The authors rule out the first two explanations. They conduct a simple bounding exercise to assess how large an omitted behavioral risk factor would have to be in order to drive the differential change, and find that it would have to be (implausibly) large. They also re-estimate the models to account for the compositional changes in educational groups, and find that these changes only moderately change the observed differences.
They speculate that two exposures that might be influencing the gradient: differences in access to health services by educational status and differential environmental exposures. For health care they state that, “Adherence to prescribed regimes may also have become both more important and more difficult over time, yielding larger gains in life expectancy for highly educated individuals who have better adherence rates.” My own view is that the evidence is mixed about whether adherence to treatment has in fact become more difficult over time (see the comparison between AIDS and hypertension treatment in this paper). Nevertheless, there is little debate that the technological inputs that make a disease condition more likely to kill you have changed over time, and access to these technologies varies by education (at least for the non-elderly covered by Medicare).

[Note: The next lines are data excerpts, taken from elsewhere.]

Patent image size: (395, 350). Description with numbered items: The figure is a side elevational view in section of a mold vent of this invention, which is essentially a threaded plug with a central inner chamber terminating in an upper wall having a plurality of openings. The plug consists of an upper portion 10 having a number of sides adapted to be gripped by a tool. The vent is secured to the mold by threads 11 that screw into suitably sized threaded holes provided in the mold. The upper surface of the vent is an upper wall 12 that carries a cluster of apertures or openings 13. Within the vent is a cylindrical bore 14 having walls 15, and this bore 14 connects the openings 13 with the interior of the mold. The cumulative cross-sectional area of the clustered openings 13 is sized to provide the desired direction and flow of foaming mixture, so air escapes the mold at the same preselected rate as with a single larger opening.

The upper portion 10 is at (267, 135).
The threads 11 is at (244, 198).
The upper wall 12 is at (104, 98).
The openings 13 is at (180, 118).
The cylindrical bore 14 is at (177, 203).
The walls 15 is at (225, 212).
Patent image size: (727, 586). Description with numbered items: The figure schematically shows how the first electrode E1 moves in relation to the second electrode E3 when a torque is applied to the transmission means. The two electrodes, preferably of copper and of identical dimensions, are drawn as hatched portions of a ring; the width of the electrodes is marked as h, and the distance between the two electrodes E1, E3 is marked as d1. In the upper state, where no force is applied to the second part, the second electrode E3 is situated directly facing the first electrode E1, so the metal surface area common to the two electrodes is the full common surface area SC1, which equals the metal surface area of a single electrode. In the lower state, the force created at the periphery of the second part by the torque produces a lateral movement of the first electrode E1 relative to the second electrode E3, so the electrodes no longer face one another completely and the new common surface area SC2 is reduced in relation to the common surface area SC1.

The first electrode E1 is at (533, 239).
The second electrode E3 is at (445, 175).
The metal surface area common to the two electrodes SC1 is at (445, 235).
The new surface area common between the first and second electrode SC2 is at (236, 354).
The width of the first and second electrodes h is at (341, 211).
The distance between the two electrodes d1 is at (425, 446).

Second, geographic variation in the exposure to harmful environment has changed over time. In particular, areas where the better educated live have done more to reduce the exposure to harmful pollutants, while less has been done to reduce exposures for the less educated. They draw on evidence from Janet Currie, for example, that shows that differential location near sources of pollution (such as plants), can explain about 6% of existing gaps in birth weight between the most advantaged (white college educated) and least advantaged (black high school dropouts) mothers.
Finally, it is worth noting that because this analysis focuses only on five-year mortality it may not account fully for the long-term effects of smoking cessation on mortality. The mortality gains of quitting smoking in the 1990s are likely to have extended beyond the early 2000s, and so we may need to revisit the mortality data in several years to fully account for the long-term gains of smoking cessation.